Il s’éloigna rapidement et quitta la bibliothèque; elle l’entendit refermer successivement toutes les portes.
Le monstre n’est point troublé, se dit-elle…
Mais que dis-je, monstre! il est sage, prudent, bon; c’est moi qui ai plus de torts qu’on n’en pourrait imaginer.
Cette manière de voir dura. Mathilde fut presque heureuse ce jour-là, car elle fut toute à l’amour; on eût dit que jamais cette âme n’avait été agitée par l’orgueil, et quel orgueil!
Elle tressaillit d’horreur quand, le soir au salon, un laquais annonça Mme de Fervaques; la voix de cet homme lui parut sinistre. Elle ne put soutenir la vue de la maréchale et s’éloigna rapidement. Julien, peu enorgueilli de sa pénible victoire, avait craint ses propres regards, et n’avait pas dîné à l’hôtel de La Mole.

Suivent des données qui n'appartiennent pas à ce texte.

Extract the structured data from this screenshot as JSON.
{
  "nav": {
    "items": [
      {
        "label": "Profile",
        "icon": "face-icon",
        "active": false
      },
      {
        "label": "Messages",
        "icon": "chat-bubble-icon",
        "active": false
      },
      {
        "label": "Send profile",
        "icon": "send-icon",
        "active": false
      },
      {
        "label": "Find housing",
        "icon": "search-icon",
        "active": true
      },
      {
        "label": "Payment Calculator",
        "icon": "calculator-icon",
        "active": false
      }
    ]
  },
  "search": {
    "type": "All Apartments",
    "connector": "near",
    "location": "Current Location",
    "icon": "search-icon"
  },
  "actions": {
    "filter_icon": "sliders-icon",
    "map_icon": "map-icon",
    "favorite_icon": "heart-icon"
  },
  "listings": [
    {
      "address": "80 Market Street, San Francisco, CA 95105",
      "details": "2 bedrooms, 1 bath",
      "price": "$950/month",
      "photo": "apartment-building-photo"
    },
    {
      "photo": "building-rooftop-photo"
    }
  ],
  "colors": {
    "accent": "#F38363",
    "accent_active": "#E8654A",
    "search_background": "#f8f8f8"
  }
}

Son amour et son bonheur augmentaient rapidement à mesure qu’il s’éloignait du moment de la bataille; il en était déjà à se blâmer. Comment ai-je pu lui résister, se disait-il; si elle allait ne plus m’aimer! un moment peut changer cette âme altière, et il faut convenir que je l’ai traitée d’une façon affreuse.

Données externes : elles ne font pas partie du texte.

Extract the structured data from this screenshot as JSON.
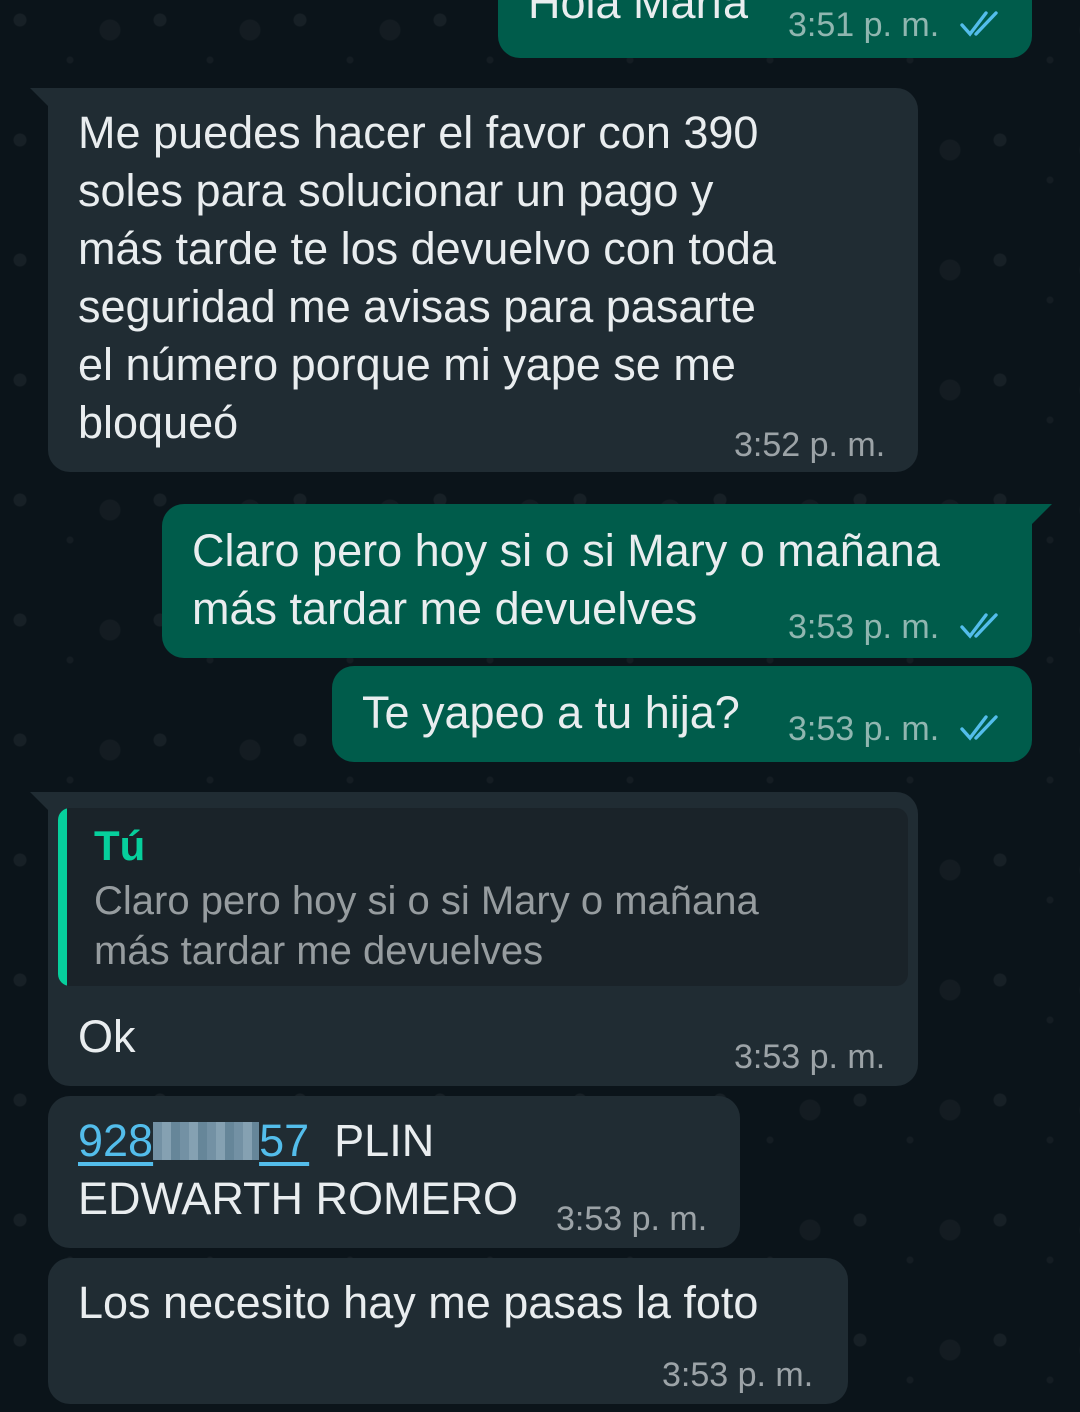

Le soir, il sentit bien qu’il fallait absolument paraître aux Bouffes dans la loge de Mme de Fervaques. Elle l’avait expressément invité: Mathilde ne manquerait pas de savoir sa présence ou son absence impolie. Malgré l’évidence de ce raisonnement, il n’eut pas la force, au commencement de la soirée, de se plonger dans la société. En parlant, il allait perdre la moitié de son bonheur.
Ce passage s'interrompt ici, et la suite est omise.